The girl, who tweeted from the profile @QueenDemetriax_ and identified herself as Sarah, received a torrent of abusive messages on Twitter after her exchange with the airline, in which she pretended to be an al-Qa’ida-member from Afghanistan, was shared thousands of times.

American Airlines responded to her vow to “do something really big” by saying it “takes these threats very seriously” and said the issue would be passed on to the FBI.

The girl, identified only as Sarah, protested that she was just “joking” and that she was from the Netherlands, not Afghanistan.
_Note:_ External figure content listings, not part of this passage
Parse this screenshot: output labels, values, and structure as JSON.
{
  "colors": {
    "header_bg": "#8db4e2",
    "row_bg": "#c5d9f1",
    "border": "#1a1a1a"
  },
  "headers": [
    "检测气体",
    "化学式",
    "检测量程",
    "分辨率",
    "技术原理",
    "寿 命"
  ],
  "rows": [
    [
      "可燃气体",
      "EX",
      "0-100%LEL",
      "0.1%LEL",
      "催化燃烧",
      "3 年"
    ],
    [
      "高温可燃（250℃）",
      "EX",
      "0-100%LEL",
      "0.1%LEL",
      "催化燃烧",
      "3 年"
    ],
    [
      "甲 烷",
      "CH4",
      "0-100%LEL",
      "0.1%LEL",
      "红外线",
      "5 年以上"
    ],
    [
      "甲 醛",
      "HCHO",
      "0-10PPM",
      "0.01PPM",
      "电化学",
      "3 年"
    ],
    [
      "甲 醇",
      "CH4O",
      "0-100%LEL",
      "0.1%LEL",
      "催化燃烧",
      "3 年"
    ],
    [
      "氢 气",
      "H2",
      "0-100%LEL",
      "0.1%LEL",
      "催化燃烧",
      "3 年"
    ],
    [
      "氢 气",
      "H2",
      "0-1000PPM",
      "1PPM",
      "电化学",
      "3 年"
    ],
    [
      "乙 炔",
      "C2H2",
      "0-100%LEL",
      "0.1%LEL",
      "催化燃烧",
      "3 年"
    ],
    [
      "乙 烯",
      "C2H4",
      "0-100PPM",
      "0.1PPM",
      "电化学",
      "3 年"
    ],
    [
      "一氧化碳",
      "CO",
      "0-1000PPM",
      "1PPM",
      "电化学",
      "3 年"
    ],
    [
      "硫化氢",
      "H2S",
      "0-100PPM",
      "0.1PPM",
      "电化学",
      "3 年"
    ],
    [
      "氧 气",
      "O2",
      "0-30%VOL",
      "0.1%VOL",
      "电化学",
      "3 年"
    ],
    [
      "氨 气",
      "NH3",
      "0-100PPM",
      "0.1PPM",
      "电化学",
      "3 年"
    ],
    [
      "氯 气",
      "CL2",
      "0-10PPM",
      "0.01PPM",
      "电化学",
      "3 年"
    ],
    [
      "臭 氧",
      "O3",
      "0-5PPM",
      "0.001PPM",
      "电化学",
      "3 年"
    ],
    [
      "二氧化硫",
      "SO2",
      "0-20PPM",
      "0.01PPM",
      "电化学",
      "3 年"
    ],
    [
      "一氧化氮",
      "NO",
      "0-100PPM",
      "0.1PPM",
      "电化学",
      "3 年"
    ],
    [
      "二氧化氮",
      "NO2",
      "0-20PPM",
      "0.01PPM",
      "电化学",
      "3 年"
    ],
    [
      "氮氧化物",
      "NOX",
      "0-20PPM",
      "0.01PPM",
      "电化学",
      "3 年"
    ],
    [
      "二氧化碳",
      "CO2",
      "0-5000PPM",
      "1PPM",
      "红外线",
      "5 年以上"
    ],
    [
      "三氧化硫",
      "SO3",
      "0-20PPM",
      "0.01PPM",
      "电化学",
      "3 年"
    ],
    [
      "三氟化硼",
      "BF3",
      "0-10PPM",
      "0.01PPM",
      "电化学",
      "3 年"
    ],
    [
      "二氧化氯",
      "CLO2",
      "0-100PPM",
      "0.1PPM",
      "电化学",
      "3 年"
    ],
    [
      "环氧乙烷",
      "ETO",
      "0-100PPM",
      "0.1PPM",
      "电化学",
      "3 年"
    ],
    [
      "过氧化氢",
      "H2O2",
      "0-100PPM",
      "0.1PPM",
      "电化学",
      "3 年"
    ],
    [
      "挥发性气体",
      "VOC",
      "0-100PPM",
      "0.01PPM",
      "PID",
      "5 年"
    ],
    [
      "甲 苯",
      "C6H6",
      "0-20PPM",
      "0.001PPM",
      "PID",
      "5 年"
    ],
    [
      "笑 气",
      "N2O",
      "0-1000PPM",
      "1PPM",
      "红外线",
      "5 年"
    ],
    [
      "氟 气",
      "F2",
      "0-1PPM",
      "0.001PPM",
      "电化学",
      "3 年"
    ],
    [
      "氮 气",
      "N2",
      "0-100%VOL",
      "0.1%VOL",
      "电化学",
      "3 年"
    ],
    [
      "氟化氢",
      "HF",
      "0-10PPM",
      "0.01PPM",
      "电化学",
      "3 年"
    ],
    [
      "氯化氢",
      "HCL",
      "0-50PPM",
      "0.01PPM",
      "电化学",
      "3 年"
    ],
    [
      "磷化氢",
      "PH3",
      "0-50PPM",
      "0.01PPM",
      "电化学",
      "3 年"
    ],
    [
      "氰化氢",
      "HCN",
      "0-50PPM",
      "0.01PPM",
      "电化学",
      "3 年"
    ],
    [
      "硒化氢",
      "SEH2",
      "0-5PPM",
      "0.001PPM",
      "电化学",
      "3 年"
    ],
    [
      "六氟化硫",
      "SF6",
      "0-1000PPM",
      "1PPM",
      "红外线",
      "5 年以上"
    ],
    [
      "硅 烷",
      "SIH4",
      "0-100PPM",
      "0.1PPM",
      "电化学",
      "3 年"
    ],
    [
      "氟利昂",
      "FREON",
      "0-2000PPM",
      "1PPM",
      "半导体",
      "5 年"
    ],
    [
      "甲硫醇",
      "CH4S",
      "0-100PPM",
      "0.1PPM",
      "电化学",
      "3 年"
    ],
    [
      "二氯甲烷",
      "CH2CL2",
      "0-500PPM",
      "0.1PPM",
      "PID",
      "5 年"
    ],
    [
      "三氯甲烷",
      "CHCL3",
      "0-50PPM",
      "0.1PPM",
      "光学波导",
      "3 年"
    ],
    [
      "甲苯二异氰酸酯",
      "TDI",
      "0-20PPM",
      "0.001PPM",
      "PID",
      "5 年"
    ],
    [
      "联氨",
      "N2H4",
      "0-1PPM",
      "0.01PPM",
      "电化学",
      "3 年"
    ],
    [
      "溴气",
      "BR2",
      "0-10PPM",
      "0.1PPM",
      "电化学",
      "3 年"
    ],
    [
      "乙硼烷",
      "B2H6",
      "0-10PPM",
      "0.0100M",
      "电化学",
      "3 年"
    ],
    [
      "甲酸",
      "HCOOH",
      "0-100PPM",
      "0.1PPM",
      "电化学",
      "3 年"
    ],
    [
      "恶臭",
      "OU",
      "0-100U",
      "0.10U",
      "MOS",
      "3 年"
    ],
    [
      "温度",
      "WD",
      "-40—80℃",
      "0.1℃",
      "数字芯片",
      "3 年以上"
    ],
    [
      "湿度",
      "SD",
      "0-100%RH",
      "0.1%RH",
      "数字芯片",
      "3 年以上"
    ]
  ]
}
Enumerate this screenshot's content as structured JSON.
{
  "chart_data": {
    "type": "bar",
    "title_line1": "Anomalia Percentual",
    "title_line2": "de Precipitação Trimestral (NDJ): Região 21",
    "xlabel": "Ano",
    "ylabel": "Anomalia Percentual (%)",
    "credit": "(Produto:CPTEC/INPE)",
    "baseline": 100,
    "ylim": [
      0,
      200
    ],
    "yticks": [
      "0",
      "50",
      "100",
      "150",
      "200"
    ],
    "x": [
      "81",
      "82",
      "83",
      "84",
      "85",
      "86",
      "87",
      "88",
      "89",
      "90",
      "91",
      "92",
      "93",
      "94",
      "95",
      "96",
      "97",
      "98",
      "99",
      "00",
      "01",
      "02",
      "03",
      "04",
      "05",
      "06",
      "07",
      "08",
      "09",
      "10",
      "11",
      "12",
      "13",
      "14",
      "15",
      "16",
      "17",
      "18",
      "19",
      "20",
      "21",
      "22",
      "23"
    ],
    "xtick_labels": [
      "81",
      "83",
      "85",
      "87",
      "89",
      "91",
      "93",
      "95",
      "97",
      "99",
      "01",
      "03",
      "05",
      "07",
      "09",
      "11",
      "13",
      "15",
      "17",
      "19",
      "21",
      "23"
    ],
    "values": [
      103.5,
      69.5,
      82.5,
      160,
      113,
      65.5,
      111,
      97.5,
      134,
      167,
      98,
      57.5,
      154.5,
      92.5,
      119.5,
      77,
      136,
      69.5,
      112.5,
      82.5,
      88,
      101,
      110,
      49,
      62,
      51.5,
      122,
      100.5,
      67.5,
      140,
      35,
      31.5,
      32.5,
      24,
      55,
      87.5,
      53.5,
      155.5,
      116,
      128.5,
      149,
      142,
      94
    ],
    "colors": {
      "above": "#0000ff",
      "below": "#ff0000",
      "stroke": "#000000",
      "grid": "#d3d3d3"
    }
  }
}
She later suspended her account.

Rotterdam Police has now confirmed that the girl has been “released pending further enquiries” – perhaps appropriately via its Twitter profile.

Police spokeswoman Tinet De Jong yesterday said the girl was being questioned in the company of a relative at a police station in Rotterdam after Twitter had disclosed to them the Internet address from which she had written the message.

“We are asking her right now why she sent out these messages,” she said, adding that police had asked the airline if it wanted to press charges.

“Much will depend on whether or not she's done anything like this before,” De Jong said, saying it would be for prosecutors to decide what if any charges she should face.

It is not entirely clear what Sarah was hoping to achieve with the message yesterday, but she presumably could not have been expecting the reply she then received.

Just six minutes after it was sent, American Airlines replied to say her “IP address and details” had been taken.

The exchange was then picked up on by the wider public – @AmericanAir has more than 800,000 followers – and was followed by a flurry of messages from Sarah herself expressing her regret.

Among them, she wrote: “omfg I was kidding”… “I’m so sorry I’m scared now”… “I was joking and it was my friend not me, take her IP address not mine”… “and I’m not from Afghanistan”.